The second "as if" again splits between an emotional and a physical body, this time moving into a more erotic realm. By using the words "violation," "cave," and "desire," Phillips is almost explicitly sexual. The sexuality animates spirituality, though, again unifying body and soul. The violation brings on prophecy, which, god-like, "fills the cave." Thus, a mystic experience is as strong as rape, as climax, as the deepest physical intimacy.

I have a hard time reconciling these postulates with inconstancy. I suppose that introspection and spirituality are inconstant, for they have to be struggled with daily. This explanation isn't quite satisfactory to me; if you have any ideas, feel free to post a comment or email me!

The second part is my favorite for its empowerment. The speaker discusses how to deal with flaws, and his frank, refreshing answer is to embrace them. Deeply. Flaws, he implies, provide the structure over which we can grow and heal. Flaws are thus a kind of skeleton, but we must recognize them in order to develop around them. He confidently says that we, like shells in a fishtank, can make a "kingdom / of sea" by seeing the container, the flaw, as beautiful. Linking flaws and a fishtank, too, implies that a flaw is a sort of container, and, true, flaws often limit. Imperfections like fear, anger, defensiveness and more insulate us from one-another. Indeed, "limitation" is in the thesaurus under flaw.

The syntax, true to stream-of-consciousness, interrupts this section as well. Without the dashes, its first stanza reads, "suspecting, even then, that the best way to avoid being broken by a lfaw would be to shape my life around it, I followed him, and have only once looked back." Who is this him? I suggest that it is perhaps an inside advisor who makes mistakes, what my mom would call "the right mistake." It strikes me now that following one's flaws is another way of being true to oneself. Thus, the narrator talks of living and acting from truth. There are few greater lessons.

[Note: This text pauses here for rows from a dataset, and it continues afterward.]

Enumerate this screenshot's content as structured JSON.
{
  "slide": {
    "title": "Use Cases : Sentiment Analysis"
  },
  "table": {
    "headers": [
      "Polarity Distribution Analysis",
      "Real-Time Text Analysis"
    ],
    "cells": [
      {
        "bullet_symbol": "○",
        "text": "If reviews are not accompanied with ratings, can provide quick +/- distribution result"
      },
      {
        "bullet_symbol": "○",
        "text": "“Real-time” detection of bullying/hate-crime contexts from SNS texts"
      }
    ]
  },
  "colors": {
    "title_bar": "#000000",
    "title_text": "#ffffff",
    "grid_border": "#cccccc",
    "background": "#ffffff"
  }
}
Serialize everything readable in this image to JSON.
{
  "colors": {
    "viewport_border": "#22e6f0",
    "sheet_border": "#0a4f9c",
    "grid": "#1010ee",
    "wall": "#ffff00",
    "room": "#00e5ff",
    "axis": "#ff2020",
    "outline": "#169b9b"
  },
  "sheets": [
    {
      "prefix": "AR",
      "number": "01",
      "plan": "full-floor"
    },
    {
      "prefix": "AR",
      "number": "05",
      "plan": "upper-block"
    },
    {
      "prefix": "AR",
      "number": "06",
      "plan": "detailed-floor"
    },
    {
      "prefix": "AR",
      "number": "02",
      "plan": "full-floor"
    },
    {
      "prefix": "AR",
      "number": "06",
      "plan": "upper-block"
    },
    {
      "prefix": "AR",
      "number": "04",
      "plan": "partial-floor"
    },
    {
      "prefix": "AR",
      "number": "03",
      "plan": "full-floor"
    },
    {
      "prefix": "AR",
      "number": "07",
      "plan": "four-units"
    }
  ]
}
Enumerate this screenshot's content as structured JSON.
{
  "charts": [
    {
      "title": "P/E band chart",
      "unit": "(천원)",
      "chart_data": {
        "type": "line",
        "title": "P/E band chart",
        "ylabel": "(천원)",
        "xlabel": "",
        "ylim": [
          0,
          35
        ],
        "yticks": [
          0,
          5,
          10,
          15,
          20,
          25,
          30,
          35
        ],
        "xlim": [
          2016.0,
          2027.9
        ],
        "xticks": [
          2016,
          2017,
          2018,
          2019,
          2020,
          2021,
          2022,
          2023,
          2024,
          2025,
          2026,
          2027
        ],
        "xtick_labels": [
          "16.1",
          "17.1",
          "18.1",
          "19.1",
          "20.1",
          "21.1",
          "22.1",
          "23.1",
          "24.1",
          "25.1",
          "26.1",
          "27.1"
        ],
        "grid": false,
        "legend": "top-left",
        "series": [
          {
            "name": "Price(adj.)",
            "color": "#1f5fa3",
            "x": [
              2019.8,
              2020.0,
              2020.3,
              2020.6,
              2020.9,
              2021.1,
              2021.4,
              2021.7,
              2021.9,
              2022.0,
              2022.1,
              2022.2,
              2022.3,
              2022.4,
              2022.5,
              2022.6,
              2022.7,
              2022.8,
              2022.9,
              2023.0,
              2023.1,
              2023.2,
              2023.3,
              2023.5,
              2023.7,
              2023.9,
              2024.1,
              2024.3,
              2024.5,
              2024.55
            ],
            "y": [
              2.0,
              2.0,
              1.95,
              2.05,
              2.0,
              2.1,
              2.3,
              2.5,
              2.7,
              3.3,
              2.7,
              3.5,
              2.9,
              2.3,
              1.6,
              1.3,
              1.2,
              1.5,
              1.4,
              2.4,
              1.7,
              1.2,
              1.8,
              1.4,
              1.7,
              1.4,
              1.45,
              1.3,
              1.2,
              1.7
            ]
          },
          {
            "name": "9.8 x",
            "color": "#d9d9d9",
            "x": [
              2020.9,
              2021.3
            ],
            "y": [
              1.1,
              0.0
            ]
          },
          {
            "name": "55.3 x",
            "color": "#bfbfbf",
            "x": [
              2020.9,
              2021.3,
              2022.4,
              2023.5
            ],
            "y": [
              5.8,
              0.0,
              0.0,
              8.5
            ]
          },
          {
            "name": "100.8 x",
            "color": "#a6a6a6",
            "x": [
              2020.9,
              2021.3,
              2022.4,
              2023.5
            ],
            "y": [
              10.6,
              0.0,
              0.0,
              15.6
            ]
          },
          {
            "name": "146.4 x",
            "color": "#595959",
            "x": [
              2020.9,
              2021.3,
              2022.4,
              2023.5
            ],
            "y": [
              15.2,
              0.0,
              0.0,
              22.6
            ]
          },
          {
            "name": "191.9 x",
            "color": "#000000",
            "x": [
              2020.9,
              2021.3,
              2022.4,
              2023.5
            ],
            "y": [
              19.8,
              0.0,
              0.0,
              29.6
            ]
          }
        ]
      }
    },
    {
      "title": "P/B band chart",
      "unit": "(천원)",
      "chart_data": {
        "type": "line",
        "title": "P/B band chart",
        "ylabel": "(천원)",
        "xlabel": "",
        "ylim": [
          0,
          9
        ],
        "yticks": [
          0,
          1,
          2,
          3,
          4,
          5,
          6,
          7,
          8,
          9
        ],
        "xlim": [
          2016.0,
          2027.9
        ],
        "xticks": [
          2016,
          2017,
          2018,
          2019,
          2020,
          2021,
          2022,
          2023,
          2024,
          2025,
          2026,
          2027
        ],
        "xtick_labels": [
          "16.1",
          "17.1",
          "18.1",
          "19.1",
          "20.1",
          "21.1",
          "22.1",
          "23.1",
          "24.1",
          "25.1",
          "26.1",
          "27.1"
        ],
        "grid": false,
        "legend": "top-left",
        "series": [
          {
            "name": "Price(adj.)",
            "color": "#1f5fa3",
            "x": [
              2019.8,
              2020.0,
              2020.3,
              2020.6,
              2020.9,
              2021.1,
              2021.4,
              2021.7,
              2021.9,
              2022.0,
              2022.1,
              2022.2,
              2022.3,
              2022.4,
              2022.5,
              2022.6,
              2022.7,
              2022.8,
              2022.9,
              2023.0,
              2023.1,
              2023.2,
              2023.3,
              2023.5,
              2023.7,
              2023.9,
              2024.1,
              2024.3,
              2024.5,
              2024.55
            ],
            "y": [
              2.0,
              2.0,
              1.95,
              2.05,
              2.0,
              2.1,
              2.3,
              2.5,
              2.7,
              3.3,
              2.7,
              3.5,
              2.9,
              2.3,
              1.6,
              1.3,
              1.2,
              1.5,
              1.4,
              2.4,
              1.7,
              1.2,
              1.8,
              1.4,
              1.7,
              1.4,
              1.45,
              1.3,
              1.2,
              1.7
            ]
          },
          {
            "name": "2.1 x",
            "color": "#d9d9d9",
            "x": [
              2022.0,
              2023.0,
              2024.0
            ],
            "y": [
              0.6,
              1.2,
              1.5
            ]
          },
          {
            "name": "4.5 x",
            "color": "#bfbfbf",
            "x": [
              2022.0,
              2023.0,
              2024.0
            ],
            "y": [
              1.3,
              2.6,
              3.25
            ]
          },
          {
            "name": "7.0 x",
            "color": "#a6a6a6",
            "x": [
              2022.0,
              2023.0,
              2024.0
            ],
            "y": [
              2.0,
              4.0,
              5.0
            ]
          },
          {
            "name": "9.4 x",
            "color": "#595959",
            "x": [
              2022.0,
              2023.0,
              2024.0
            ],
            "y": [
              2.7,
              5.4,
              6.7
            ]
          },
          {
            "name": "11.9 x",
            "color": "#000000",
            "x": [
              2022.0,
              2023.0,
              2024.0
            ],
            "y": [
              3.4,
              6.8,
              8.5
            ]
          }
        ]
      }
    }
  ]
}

I love that this section is so empowered; the speaker equates himself to a lion, and bravely announces that one ought to brandish the flaw once one has internalized it. Be proud of what you are, good and bad! Brandishing a flaw also implies owning it and controlling it. When you go to wave the flaw to the world, then, the flaw is probably diminished. It is humble, too, expressed in the ellipses' trailing off and the fragmented syntax. I love this stanza; it convinces me that I would want to be friends with this speaker, whoever he is.

Beginning, "I agree to hope for a thing is to believe in it, / or at least to want to," the third section addresses the logical leaps we make in hoping, believing, apologizing, and redeeming. I write "leap" because these transformations are perhaps problematic. The speaker has a good point, after all. I know that I have jumped from belief to expectation before; this poem articulates a normal human tendency. By putting words to this action, "A Little Moonlight" rehearses another of poetry's functions. When it puts words to varying human tendencies, emotions, situations etc., it makes us aware of them, allowing us to move forward.

I want to finally notice, then, the great exhale ending this poem. The narrator's quiet thoughts about trees look with love and sweetness on death, on endings, on passing away, and I find this so appropriate for the beginning of a new year. We all have the chance to love our own little lives and selves even as they are passing away, or perhaps because they are. For me, I feel that I am growing, growing bigger, growing older, growing wiser and happier and sadder all at once; I am - we all are - growing away from who we used to be, but that is the thing to love most. Just like the beloved leaves that will tumble off of the tree, so we are tumbling into something new every second, and we can love the fluttering leaves and we can love the gusting wind. Love. The word falls onto the page.